A disputa entre japoneses e chineses promete ser acirrada. A disputa entre japoneses e chineses promete ser acirrada.
A ofensiva chinesa contra a japonesa no segmento dos sedãs híbridos ganhou força com a introdução de dois modelos da BYD: o King GL e o King GS. Ambos são híbridos plug-in, ou seja, podem carregar a bateria na tomada, oferecendo uma flexibilidade adicional que falta nos modelos Corolla Altis e Altis Premium da Toyota, que são híbridos convencionais sem essa capacidade. Além das diferenças nas dimensões, o King também se destaca no preço: em junho, o King GL sai por R$ 175.800, enquanto o Corolla Altis custa R$ 190.120. O King GS, por sua vez, custa R$ 187.800, contra R$ 200.910 do Altis Premium.
No entanto, há um ponto crítico a considerar. Enquanto os modelos Corolla vêm equipados de série com praticamente todos os sistemas ADAS (Advanced Driver Assistance Systems), como controle de cruzeiro adaptativo, sensor de ponto cego, alerta de colisão com frenagem autônoma, assistente de permanência em faixa e alerta de tráfego traseiro, os modelos King oferecem apenas seis airbags, sem nenhuma dessas tecnologias avançadas de segurança, nem mesmo como opcionais. Isso é uma falha significativa, especialmente quando se considera que outros modelos da BYD, como o Dolphin Plus, que custa R$ 180.000, possuem todos esses sistemas.
Em termos de desempenho, os modelos King se destacam. Enquanto o Corolla oferece apenas 122 cavalos de potência combinada, com a vantagem de um motor a combustão flex, o King GL tem uma bateria de 8,3 kWh e uma potência combinada de 209 cavalos. O King GS, com uma bateria de 18,3 kWh, oferece impressionantes 235 cavalos. O estilo sedã cupê convencional do King é complementado por uma frente agressiva e uma lanterna que percorre todo o porta-malas, criando uma presença marcante. Em termos de espaço, o porta-malas do Corolla ganha com 470 litros, contra 450 litros do King.

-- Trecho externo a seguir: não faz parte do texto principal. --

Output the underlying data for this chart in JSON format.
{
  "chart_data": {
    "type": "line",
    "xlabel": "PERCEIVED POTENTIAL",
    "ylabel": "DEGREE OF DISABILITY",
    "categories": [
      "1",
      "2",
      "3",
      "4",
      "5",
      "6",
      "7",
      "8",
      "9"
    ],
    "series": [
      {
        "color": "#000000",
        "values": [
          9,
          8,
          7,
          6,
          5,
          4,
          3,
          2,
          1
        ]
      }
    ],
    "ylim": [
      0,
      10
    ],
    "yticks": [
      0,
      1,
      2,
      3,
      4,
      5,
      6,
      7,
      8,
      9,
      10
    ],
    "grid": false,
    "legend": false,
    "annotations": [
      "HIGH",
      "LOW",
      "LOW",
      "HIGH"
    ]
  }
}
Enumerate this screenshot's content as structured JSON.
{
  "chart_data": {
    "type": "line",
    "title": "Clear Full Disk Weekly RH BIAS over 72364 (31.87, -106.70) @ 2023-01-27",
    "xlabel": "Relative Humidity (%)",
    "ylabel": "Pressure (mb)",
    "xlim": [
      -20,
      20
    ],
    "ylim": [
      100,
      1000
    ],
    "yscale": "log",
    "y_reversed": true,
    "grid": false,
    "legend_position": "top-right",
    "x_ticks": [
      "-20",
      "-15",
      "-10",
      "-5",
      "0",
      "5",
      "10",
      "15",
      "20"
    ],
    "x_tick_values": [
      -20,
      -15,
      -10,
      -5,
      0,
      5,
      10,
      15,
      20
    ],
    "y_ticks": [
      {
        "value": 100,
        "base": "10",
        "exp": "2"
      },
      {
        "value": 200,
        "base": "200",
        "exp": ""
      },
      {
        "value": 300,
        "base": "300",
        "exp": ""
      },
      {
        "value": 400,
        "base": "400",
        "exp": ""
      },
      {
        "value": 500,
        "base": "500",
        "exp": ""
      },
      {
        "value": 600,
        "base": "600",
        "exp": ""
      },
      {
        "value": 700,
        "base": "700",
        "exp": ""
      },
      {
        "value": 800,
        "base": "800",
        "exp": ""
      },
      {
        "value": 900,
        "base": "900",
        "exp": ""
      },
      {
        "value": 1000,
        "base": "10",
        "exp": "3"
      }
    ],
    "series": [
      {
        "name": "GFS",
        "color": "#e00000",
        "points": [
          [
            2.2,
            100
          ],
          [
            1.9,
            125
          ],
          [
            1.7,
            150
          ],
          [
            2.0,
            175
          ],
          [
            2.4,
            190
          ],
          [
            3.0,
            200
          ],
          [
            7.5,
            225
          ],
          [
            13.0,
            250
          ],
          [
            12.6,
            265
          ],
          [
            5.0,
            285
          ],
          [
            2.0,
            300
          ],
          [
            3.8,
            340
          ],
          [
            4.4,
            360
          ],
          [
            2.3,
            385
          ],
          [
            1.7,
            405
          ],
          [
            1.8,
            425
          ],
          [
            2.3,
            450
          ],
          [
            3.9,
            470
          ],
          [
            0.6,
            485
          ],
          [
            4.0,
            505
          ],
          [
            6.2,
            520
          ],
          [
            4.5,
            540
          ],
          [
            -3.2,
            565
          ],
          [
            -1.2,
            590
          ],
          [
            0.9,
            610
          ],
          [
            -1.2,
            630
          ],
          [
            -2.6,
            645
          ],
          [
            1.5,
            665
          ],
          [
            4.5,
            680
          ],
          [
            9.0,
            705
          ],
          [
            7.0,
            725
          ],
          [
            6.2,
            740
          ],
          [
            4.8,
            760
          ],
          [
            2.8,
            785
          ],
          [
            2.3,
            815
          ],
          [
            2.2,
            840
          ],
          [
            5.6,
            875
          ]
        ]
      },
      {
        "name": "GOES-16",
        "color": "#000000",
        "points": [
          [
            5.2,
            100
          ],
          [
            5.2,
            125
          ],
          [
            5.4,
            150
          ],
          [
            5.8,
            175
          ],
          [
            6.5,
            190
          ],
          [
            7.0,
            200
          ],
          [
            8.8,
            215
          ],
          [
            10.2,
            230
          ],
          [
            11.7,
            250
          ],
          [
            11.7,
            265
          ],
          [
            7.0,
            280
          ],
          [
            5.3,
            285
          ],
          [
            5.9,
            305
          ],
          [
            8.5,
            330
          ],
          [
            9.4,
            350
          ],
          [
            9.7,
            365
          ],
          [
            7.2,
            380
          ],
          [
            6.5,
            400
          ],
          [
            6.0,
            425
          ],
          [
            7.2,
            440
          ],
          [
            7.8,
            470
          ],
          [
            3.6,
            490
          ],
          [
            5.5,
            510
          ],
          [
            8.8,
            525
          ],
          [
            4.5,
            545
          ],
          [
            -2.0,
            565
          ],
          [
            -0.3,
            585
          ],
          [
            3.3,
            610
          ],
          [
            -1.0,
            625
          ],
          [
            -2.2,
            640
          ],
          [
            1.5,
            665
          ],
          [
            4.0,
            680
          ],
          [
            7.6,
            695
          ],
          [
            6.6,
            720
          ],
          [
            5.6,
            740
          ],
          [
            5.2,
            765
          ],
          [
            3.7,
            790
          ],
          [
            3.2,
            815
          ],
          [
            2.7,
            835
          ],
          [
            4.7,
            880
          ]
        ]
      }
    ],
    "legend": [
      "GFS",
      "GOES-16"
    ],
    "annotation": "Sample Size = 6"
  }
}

Internamente, ambos os modelos King têm um bom acabamento, com revestimento em material que imita couro e superfícies macias ao toque. Eles também vêm equipados com um quadro de instrumentos digital configurável de 8,8 polegadas, uma multimídia giratória de 12,8 polegadas, câmera 360° e carregador de celular por indução. As diferenças entre as versões ficam por conta do ar-condicionado automático digital de duas zonas na GS (uma zona na GL), dos bancos dianteiros elétricos (só o do motorista na GL) e do sistema de som, com seis alto-falantes na GL e oito na GS. Em termos de espaço, ambos oferecem conforto tanto na frente quanto atrás.
A BYD King apresenta um grande diferencial de desempenho em comparação ao Corolla. Enquanto o Corolla Altis faz de 0 a 100 km/h em 12,5 segundos, o King GS realiza o mesmo em apenas 7,3 segundos, evidenciando a superioridade de potência e aceleração do modelo chinês. A condução do King também se destaca com modos de direção que incluem totalmente elétrico, híbrido normal, esportivo e econômico, proporcionando flexibilidade para diferentes condições de direção e preferências do motorista.
No entanto, a ausência de sistemas avançados de segurança, como sensores de ponto cego, alerta de colisão frontal e assistente de permanência em faixa, pode ser um fator decisivo para muitos consumidores preocupados com a segurança. Mesmo assim, o King tenta compensar essa lacuna com outros recursos atraentes, como um design moderno e agressivo, tecnologia avançada no interior, e um preço competitivo.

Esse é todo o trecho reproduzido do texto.